Your Need	Recommended Model	Why
Best raw benchmark score (cluster required)	Kimi K3	Tops LiveBench among open-weight models at 81.45 Coding Avg and 57.58 Agentic Coding Avg, but needs 64+ accelerators and a bespoke license
Best overall coding on one server	GLM-5.2	Highest single-node scores on LiveBench (79.65 Coding, 51.92 Agentic), MIT licensed, fits ~4x H100
Best on consumer hardware	Qwen 3.6 27B or Devstral Small 2	Solid coding scores with much smaller deployment footprint than trillion-scale models
Best tiny model (<10B)	Yi-Coder 9B or StarCoder2-3B	Runs on laptops, punches above weight
Best for agentic workflows	GLM-5.2	Top single-node agentic coding score plus long-horizon execution and anti-hack RL training for coding agents
Best long context + multimodal	MiniMax M3	1M-token context and native image input in one open-weight model
Best for enterprise compliance	IBM Granite Code	Apache 2.0, ethics-vetted training data
Best efficiency per parameter	Qwen3.6-35B-A3B	Strong coding-agent scores from only 3B active parameters

Conclusion

Kimi K3 now holds the top open-weight scores on every independent benchmark we checked, and since July 27, 2026 its weights are public - but at ~1.4 TB it needs a multi-node cluster and ships under a bespoke license with a revenue trigger, so for most teams it’s an API model that happens to be downloadable. GLM-5.2 is the one to actually deploy: best scores of anything that fits a single server, MIT licensed, roughly 4x H100.

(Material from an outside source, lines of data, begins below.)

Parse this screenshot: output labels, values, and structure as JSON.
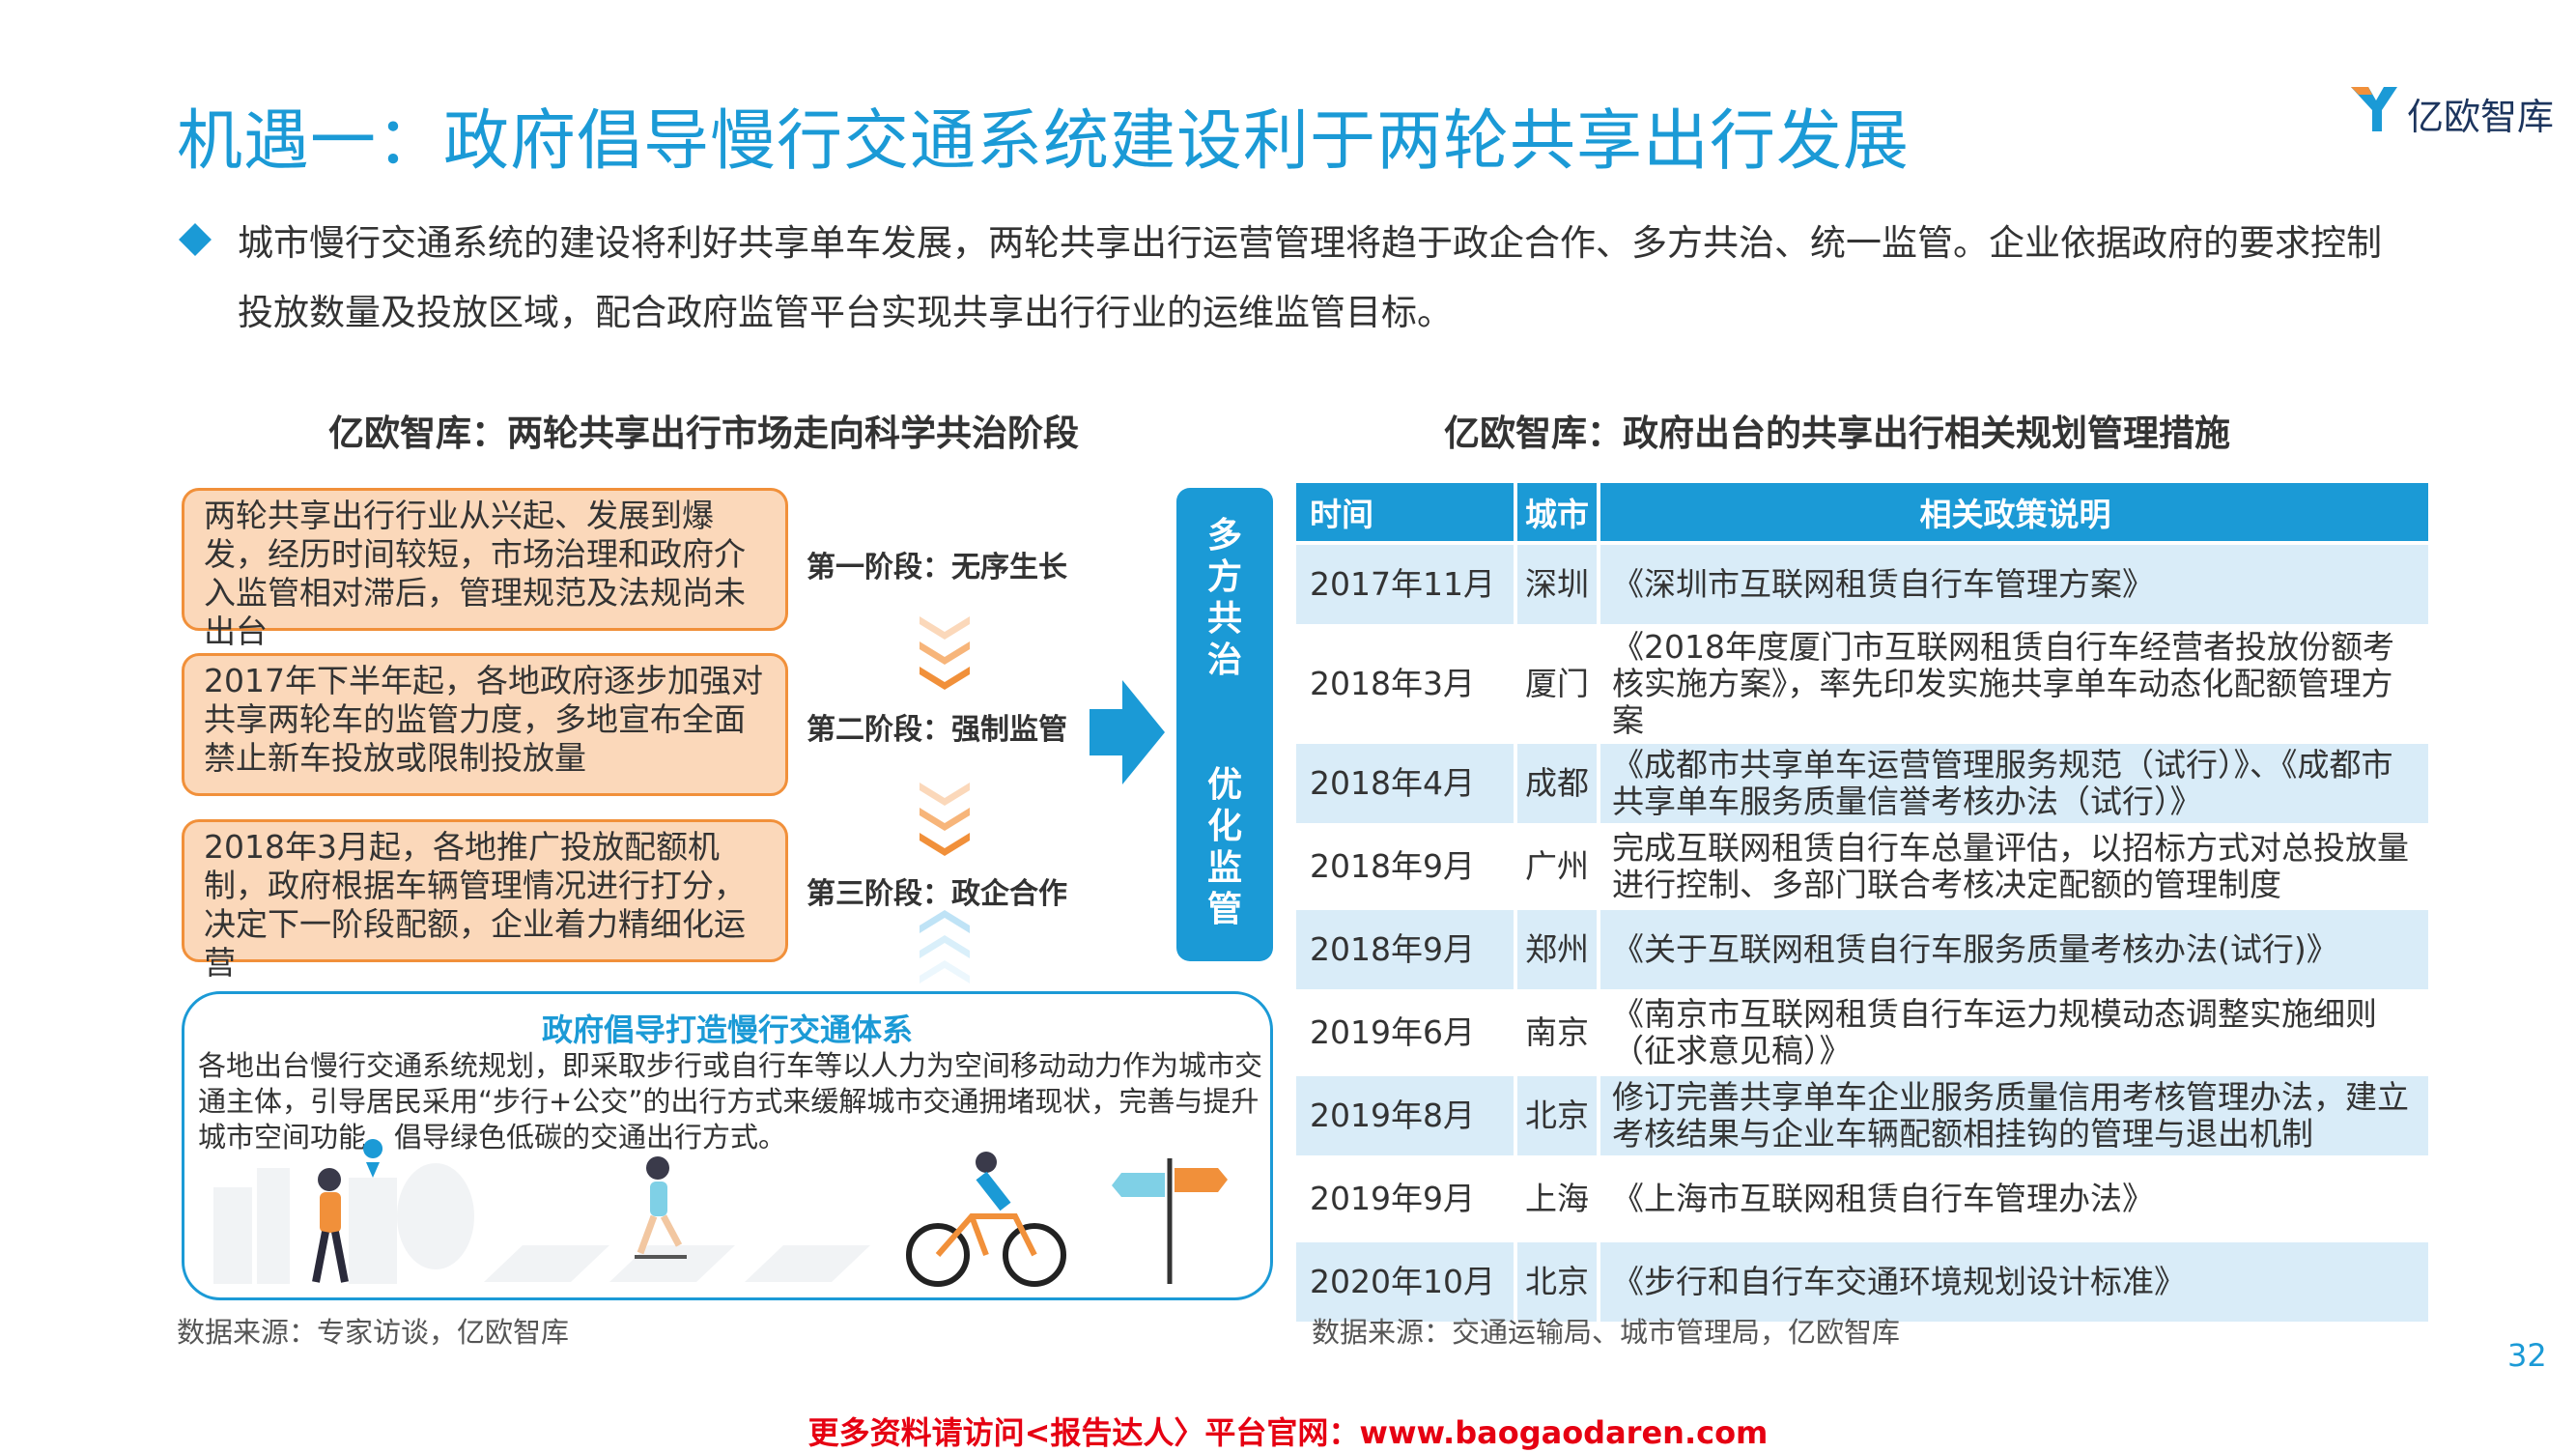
{
  "header": {
    "title": "机遇一：政府倡导慢行交通系统建设利于两轮共享出行发展",
    "logo_text": "亿欧智库"
  },
  "intro": "城市慢行交通系统的建设将利好共享单车发展，两轮共享出行运营管理将趋于政企合作、多方共治、统一监管。企业依据政府的要求控制投放数量及投放区域，配合政府监管平台实现共享出行行业的运维监管目标。",
  "left": {
    "heading": "亿欧智库：两轮共享出行市场走向科学共治阶段",
    "stages": [
      {
        "text": "两轮共享出行行业从兴起、发展到爆发，经历时间较短，市场治理和政府介入监管相对滞后，管理规范及法规尚未出台",
        "label": "第一阶段：无序生长"
      },
      {
        "text": "2017年下半年起，各地政府逐步加强对共享两轮车的监管力度，多地宣布全面禁止新车投放或限制投放量",
        "label": "第二阶段：强制监管"
      },
      {
        "text": "2018年3月起，各地推广投放配额机制，政府根据车辆管理情况进行打分，决定下一阶段配额，企业着力精细化运营",
        "label": "第三阶段：政企合作"
      }
    ],
    "dual_top": [
      "多",
      "方",
      "共",
      "治"
    ],
    "dual_bottom": [
      "优",
      "化",
      "监",
      "管"
    ],
    "bottom_title": "政府倡导打造慢行交通体系",
    "bottom_text": "各地出台慢行交通系统规划，即采取步行或自行车等以人力为空间移动动力作为城市交通主体，引导居民采用“步行+公交”的出行方式来缓解城市交通拥堵现状，完善与提升城市空间功能，倡导绿色低碳的交通出行方式。",
    "source": "数据来源：专家访谈，亿欧智库"
  },
  "right": {
    "heading": "亿欧智库：政府出台的共享出行相关规划管理措施",
    "columns": [
      "时间",
      "城市",
      "相关政策说明"
    ],
    "rows": [
      [
        "2017年11月",
        "深圳",
        "《深圳市互联网租赁自行车管理方案》"
      ],
      [
        "2018年3月",
        "厦门",
        "《2018年度厦门市互联网租赁自行车经营者投放份额考核实施方案》，率先印发实施共享单车动态化配额管理方案"
      ],
      [
        "2018年4月",
        "成都",
        "《成都市共享单车运营管理服务规范（试行）》、《成都市共享单车服务质量信誉考核办法（试行）》"
      ],
      [
        "2018年9月",
        "广州",
        "完成互联网租赁自行车总量评估，以招标方式对总投放量进行控制、多部门联合考核决定配额的管理制度"
      ],
      [
        "2018年9月",
        "郑州",
        "《关于互联网租赁自行车服务质量考核办法(试行)》"
      ],
      [
        "2019年6月",
        "南京",
        "《南京市互联网租赁自行车运力规模动态调整实施细则（征求意见稿）》"
      ],
      [
        "2019年8月",
        "北京",
        "修订完善共享单车企业服务质量信用考核管理办法，建立考核结果与企业车辆配额相挂钩的管理与退出机制"
      ],
      [
        "2019年9月",
        "上海",
        "《上海市互联网租赁自行车管理办法》"
      ],
      [
        "2020年10月",
        "北京",
        "《步行和自行车交通环境规划设计标准》"
      ]
    ],
    "source": "数据来源：交通运输局、城市管理局，亿欧智库"
  },
  "page_number": "32",
  "footer": "更多资料请访问<报告达人〉平台官网：www.baogaodaren.com",
  "colors": {
    "accent": "#1b9ad6",
    "orange": "#f1903a",
    "orange_fill": "#fbd8ba",
    "row_tint": "#d9ecf8",
    "footer_red": "#e60012"
  }
}
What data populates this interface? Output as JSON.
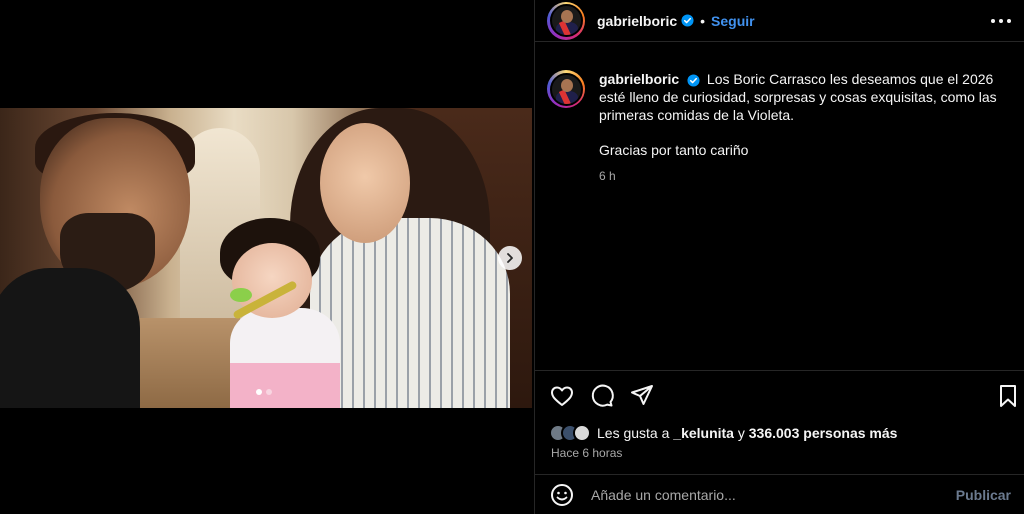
{
  "post": {
    "username": "gabrielboric",
    "separator": "•",
    "follow_label": "Seguir",
    "caption_text": "Los Boric Carrasco les deseamos que el 2026 esté lleno de curiosidad, sorpresas y cosas exquisitas, como las primeras comidas de la Violeta.",
    "caption_line2": "Gracias por tanto cariño",
    "caption_time": "6 h",
    "likes_prefix": "Les gusta a ",
    "likes_user": "_kelunita",
    "likes_suffix": " y ",
    "likes_count": "336.003 personas más",
    "posted_ago": "Hace 6 horas"
  },
  "carousel": {
    "current": 1,
    "total": 2
  },
  "comment": {
    "placeholder": "Añade un comentario...",
    "publish_label": "Publicar"
  },
  "icons": {
    "verified": "verified-badge-icon",
    "more": "more-options-icon",
    "like": "heart-icon",
    "comment": "comment-bubble-icon",
    "share": "paper-plane-icon",
    "save": "bookmark-icon",
    "emoji": "emoji-face-icon",
    "next": "chevron-right-icon"
  },
  "colors": {
    "background": "#000000",
    "link_blue": "#4192ef",
    "muted": "#a8a8a8",
    "verified": "#0095f6"
  }
}
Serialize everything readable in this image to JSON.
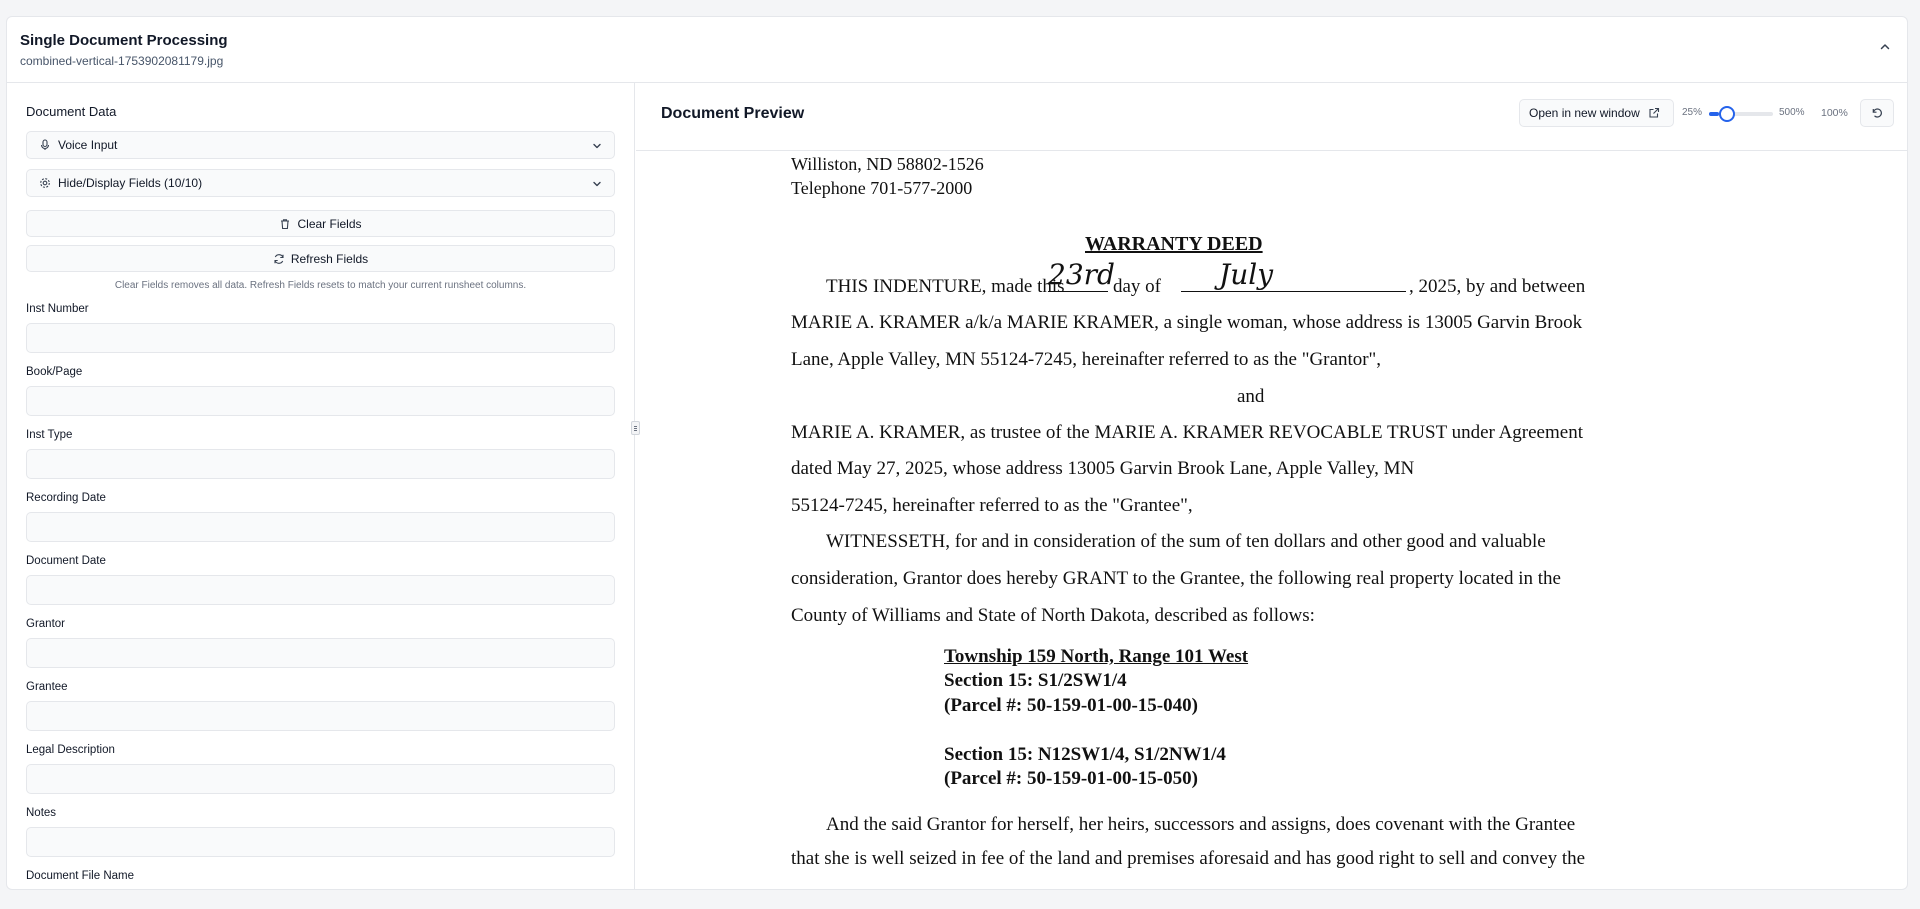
{
  "header": {
    "title": "Single Document Processing",
    "filename": "combined-vertical-1753902081179.jpg"
  },
  "left": {
    "section_title": "Document Data",
    "voice_input_label": "Voice Input",
    "fields_toggle_label": "Hide/Display Fields (10/10)",
    "clear_button": "Clear Fields",
    "refresh_button": "Refresh Fields",
    "hint": "Clear Fields removes all data. Refresh Fields resets to match your current runsheet columns.",
    "fields": [
      {
        "label": "Inst Number",
        "value": ""
      },
      {
        "label": "Book/Page",
        "value": ""
      },
      {
        "label": "Inst Type",
        "value": ""
      },
      {
        "label": "Recording Date",
        "value": ""
      },
      {
        "label": "Document Date",
        "value": ""
      },
      {
        "label": "Grantor",
        "value": ""
      },
      {
        "label": "Grantee",
        "value": ""
      },
      {
        "label": "Legal Description",
        "value": ""
      },
      {
        "label": "Notes",
        "value": ""
      },
      {
        "label": "Document File Name",
        "value": ""
      }
    ]
  },
  "preview": {
    "title": "Document Preview",
    "open_new_window": "Open in new window",
    "zoom_min": "25%",
    "zoom_max": "500%",
    "zoom_current": "100%",
    "zoom_level_fraction": 0.16
  },
  "document": {
    "addr1": "Williston, ND 58802-1526",
    "addr2": "Telephone 701-577-2000",
    "heading": "WARRANTY DEED",
    "indenture_a": "THIS INDENTURE, made this",
    "hw_day": "23rd",
    "indenture_b": "day of",
    "hw_month": "July",
    "indenture_c": ", 2025, by and between",
    "p1_l2": "MARIE A. KRAMER a/k/a MARIE KRAMER, a single woman, whose address is 13005 Garvin Brook",
    "p1_l3": "Lane, Apple Valley, MN 55124-7245, hereinafter referred to as the \"Grantor\",",
    "and": "and",
    "p2_l1": "MARIE A. KRAMER, as trustee of the MARIE A. KRAMER REVOCABLE TRUST under Agreement",
    "p2_l2": "dated May 27, 2025, whose address 13005 Garvin Brook Lane, Apple Valley, MN",
    "p2_l3": "55124-7245, hereinafter referred to as the \"Grantee\",",
    "p3_l1": "WITNESSETH, for and in consideration of the sum of ten dollars and other good and valuable",
    "p3_l2": "consideration, Grantor does hereby GRANT to the Grantee, the following real property located in the",
    "p3_l3": "County of Williams and State of North Dakota, described as follows:",
    "legal1": "Township 159 North, Range 101 West",
    "legal2": "Section 15: S1/2SW1/4",
    "legal3": "(Parcel #: 50-159-01-00-15-040)",
    "legal4": "Section 15: N12SW1/4, S1/2NW1/4",
    "legal5": "(Parcel #: 50-159-01-00-15-050)",
    "p4_l1": "And the said Grantor for herself, her heirs, successors and assigns, does covenant with the Grantee",
    "p4_l2": "that she is well seized in fee of the land and premises aforesaid and has good right to sell and convey the"
  }
}
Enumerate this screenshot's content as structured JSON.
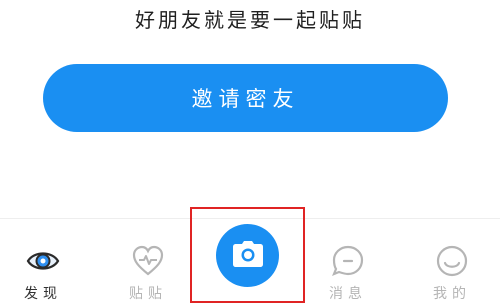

For most developers: start with Qwen 3.6 27B or Devstral Small 2 on local hardware, move to GLM-5.2 when you have a GPU server and want top-tier agentic work, and reach for Kimi K3 only if you have the cluster or are happy calling the API. Self-hosted open source models are production-ready for coding, and with the best open weights now 3 points off the top of the Artificial Analysis index, the gap with proprietary models keeps shrinking.